Deparava-me, enfim, depois de muito segui-lo, com a fronte de sua casa. Um tanto assustadora,

na ocasião. A uma segura distância, observei-o arrancar uma chave dos bolsos, destrancar a

porta e entrar, cerrando-a com selvageria. Duas janelas redondas se iluminaram como que se

dentro de uma caveira uma vela fosse acesa. Finalmente, dirigi-me à porta, que logo constatei

ser muito alta e descomunal. Uma aldrava pendia ali.

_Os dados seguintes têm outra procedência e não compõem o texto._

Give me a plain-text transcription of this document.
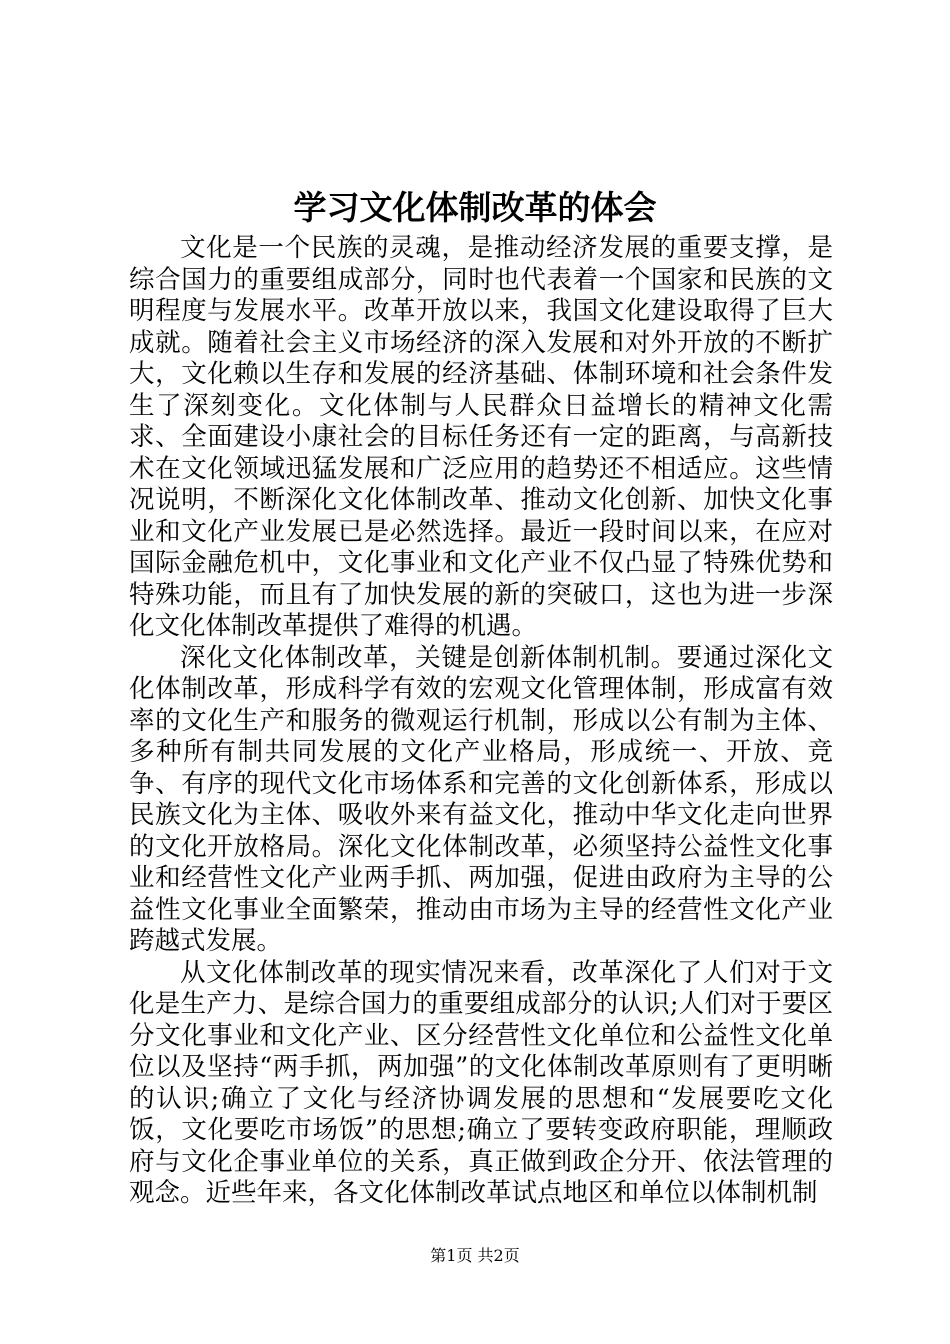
学习文化体制改革的体会

文化是一个民族的灵魂，是推动经济发展的重要支撑，是综合国力的重要组成部分，同时也代表着一个国家和民族的文明程度与发展水平。改革开放以来，我国文化建设取得了巨大成就。随着社会主义市场经济的深入发展和对外开放的不断扩大，文化赖以生存和发展的经济基础、体制环境和社会条件发生了深刻变化。文化体制与人民群众日益增长的精神文化需求、全面建设小康社会的目标任务还有一定的距离，与高新技术在文化领域迅猛发展和广泛应用的趋势还不相适应。这些情况说明，不断深化文化体制改革、推动文化创新、加快文化事业和文化产业发展已是必然选择。最近一段时间以来，在应对国际金融危机中，文化事业和文化产业不仅凸显了特殊优势和特殊功能，而且有了加快发展的新的突破口，这也为进一步深化文化体制改革提供了难得的机遇。

深化文化体制改革，关键是创新体制机制。要通过深化文化体制改革，形成科学有效的宏观文化管理体制，形成富有效率的文化生产和服务的微观运行机制，形成以公有制为主体、多种所有制共同发展的文化产业格局，形成统一、开放、竞争、有序的现代文化市场体系和完善的文化创新体系，形成以民族文化为主体、吸收外来有益文化，推动中华文化走向世界的文化开放格局。深化文化体制改革，必须坚持公益性文化事业和经营性文化产业两手抓、两加强，促进由政府为主导的公益性文化事业全面繁荣，推动由市场为主导的经营性文化产业跨越式发展。

从文化体制改革的现实情况来看，改革深化了人们对于文化是生产力、是综合国力的重要组成部分的认识;人们对于要区分文化事业和文化产业、区分经营性文化单位和公益性文化单位以及坚持“两手抓，两加强”的文化体制改革原则有了更明晰的认识;确立了文化与经济协调发展的思想和“发展要吃文化饭，文化要吃市场饭”的思想;确立了要转变政府职能，理顺政府与文化企事业单位的关系，真正做到政企分开、依法管理的观念。近些年来，各文化体制改革试点地区和单位以体制机制

第1页 共2页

Hesitante, cedi às dúvidas.

Que fazia ali? Que horas eram? Que inoportunas e preocupantes, até mesmo doentias,

pretensões eu tinha naquela noite? Jamais soube ao certo. Finalmente, mas sem firmeza, tomei

a aldrava e bati uma, duas, três vezes.

Por um tempo que parecera indeterminadamente longo, nada aconteceu, mas, afinal, o sujeito

abriu a monstruosa porta. Carregando um semblante preocupado e indeciso, avaliou-me, como

se fosse algum tipo de mercadoria, e então perguntou alguma coisa de que não consigo trazer

à memória. Subitamente, toda minha curiosidade se dissipou e me arrependi com a percepção

de quão desarrazoado fui. Despendi algumas desculpas. No entanto, com os olhos brilhando

intensamente, ele abriu um largo sorriso sem motivo aparente e, a despeito de minhas recusas,

instou-me que entrasse por um momento.

Vi a mim mesmo num corredor com duas portas paralelas, onde, no fim, uma escada de madeira

descia a um porão. Um pouco atordoado, fui conduzido a uma das portas; súbito, sem saber muito

bem como, encontrei-me estirado numa poltrona verde e desconfortável, segurando uma xícara

de chá com as duas mãos. Muitos livros estavam espalhados por aquele cômodo. Alguns

organizados, outros empilhados, muitos abertos. Eu estava familiarizado com grande parte

daqueles títulos. Eram, sobretudo, ensaios.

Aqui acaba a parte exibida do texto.